"Le Guide du démocrate", un essai malin très critique et un voyage au cœur de la société occidentale contemporaine où chacun a des centaines d’amis sur Facebook mais passe ses soirées bien seul.
La démocratie, sa version light , celle qui nous gouverne, c’est le verre d’eau de Vichy qui fait avaler la pilule. Dans notre vidéosphère, où règne la propagande de masse, il n’est pas si sot de délirer sur ce magnifique système d’une voix pour un homme – le pire système à l’exclusion de tous les autres. Dans le Guide du démocrate, Éric Arlix et Jean- Charles Massera s’astreignent à un gai dynamitage de ce sacré principe, hérité de la Grèce, mais, comme elle, en faillite. Les éditions Lignes se sont fait mieux connaître en redonnant vie aux vieilles idées révolutionnaires de Badiou, c’est dire si les clés offertes par cette petite collection peuvent mener loin.
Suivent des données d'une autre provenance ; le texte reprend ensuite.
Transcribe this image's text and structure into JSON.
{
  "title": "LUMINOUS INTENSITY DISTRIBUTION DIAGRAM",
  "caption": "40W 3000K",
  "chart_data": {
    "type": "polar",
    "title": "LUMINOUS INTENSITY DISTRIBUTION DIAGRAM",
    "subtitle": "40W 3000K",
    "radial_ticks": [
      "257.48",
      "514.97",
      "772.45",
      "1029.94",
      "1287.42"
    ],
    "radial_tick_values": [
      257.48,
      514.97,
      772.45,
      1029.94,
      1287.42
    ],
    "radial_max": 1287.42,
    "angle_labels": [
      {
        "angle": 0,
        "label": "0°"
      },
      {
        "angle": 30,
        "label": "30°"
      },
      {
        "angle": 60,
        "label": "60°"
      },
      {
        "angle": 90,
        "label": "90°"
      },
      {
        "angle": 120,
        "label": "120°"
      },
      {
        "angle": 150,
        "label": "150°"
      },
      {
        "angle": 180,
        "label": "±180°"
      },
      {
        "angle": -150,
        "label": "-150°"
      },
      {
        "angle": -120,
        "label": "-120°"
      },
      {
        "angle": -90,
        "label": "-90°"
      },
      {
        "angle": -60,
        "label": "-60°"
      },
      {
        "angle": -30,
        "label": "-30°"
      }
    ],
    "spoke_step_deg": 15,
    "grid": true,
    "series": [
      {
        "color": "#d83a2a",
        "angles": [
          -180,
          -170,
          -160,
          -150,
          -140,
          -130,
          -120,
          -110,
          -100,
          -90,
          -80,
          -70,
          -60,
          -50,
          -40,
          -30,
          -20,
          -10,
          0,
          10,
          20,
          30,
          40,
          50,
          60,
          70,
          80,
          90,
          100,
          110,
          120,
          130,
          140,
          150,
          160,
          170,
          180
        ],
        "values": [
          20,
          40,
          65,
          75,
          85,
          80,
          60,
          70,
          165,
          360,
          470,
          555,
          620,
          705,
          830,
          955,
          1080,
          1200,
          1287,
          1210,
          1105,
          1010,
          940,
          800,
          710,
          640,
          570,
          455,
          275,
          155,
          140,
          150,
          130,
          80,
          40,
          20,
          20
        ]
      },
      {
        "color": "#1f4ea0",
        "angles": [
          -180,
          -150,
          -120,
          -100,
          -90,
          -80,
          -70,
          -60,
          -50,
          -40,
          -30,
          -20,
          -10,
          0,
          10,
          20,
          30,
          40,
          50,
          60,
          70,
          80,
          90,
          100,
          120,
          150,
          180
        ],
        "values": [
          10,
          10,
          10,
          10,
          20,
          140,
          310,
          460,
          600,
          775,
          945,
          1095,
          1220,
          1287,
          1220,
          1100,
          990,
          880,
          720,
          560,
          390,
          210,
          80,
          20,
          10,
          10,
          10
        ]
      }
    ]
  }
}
Pour Arlix et Massera, le prototype du démocrate, c’est Kevin, un homme moyen. Il n’est pas « démocrate » parce qu’il respecte le point de vue de l’autre, qui d’ailleurs n’en a pas. Il l’est parce qu’il a sur le dos le maillot d’un État baptisé démocratie. Les yeux fermés, il se livre en aveugle au destin qui l’entraîne : la marchandisation du monde et la « déliaison sociale ». Son bonheur n’est pas dans le pré, il est « d’échapper aux problèmes ». En obéissant aux recettes délivrées par les médias, la mode, la pub, il peut s’en sortir. Tout seul. Bref, la démocratie n’est plus qu’un dénominateur commun qui régule, au mieux, le « marché » mondial. Le bon ordre des choses vu de Wall Street.
« Le démocrate vit, pense et agit en réseaux », il doit « trouver sa tribu ». Heureusement que nos bons samaritains de Facebook sont là pour faciliter les choses. Jusqu’au sublime, quand le « réseau social » permet d’organiser des apéros géants, comme Meetic règle l’amour.
Si vous voulez un exemple de la philo développée par Arlix et Massera, suivez les Bleus, en ce moment sur les écrans. Vous mettrez alors en commun votre intérêt pour onze garçons en culottes courtes. Le démocrate ne se mobilise que pour les grandes causes ; là, il met « en commun » : le foot, la télé-réalité, la burqa, la rumeur sur Carla ou Da Vinci Code. Passé cela, il tire le rideau, et le voisin peut crever tranquille, la gueule ouverte.
Le petit bouquin des éditions Lignes est très rigolo ; avec des têtes de chapitres comme « Météo, déodorant et page d’accueil, les outils de la démocratie », il dépeint avec sarcasme le fil de nos jours ordinaires. Où l’essence est faite de résignation : « Écoute, t’as un boulot, estime-toi heureux. » Est-ce parce qu’il ne l’est pas – heureux – que l’homme des métros, des bus et des trams voyage avec un MP3 sur les oreilles, alors que les autres compagnons de voyage ne sont qu’un « fond d’écran » ?
Partis dans le toboggan de la dérision, nos auteurs y vont à freins rompus, faisant l’éloge de la « soumission active », mais aussi de la « passive ». Où le démocrate, « effrayé par la complexité économique », fait semblant de comprendre les mensonges délivrés par les experts. Kerviel aurait pu citer nos auteurs comme témoins à son procès. Pour eux, le trader est un « mineur de l’écran plat », au sens de gueule noire, un damné de la Ferrari jaune prenant juste le temps de manger des sushis et de sauter une « bombasse ». Vite fait.
Le Guide du démocrate n’est pas sot, figé. Il sait que le monde change ; ainsi, les valeurs écolos deviennent marchandes. L’homme d’affaires n’est pas assigné au costard, il peut choisir des tongs et une chemise à fleurs pour vendre des éoliennes. Qui ne produisent rien et flinguent le paysage. Le « propre », le « durable », « l’alternatif » sont déjà des « valeurs » bien intégrées par les philosophes de Publicis.
Puisque l’avenir dure trop longtemps, et que ça fatigue, faisons donc du patin sur les rives de la Seine, du vélo dans les bois, visitons les parcs « d’attractions ». Faisons-nous mille « amis » sur Facebook et bouffons des pizzas tout seul devant un porno. C’est parce qu’ils aiment et luttent pour la démocratie qu’Arlix et Massera en moquent le simulacre qui nous afflige. Dans leur livre, il y a des pincées de Kafka, Orwell ou Huxley. Ce qui n’est pas de la petite bière.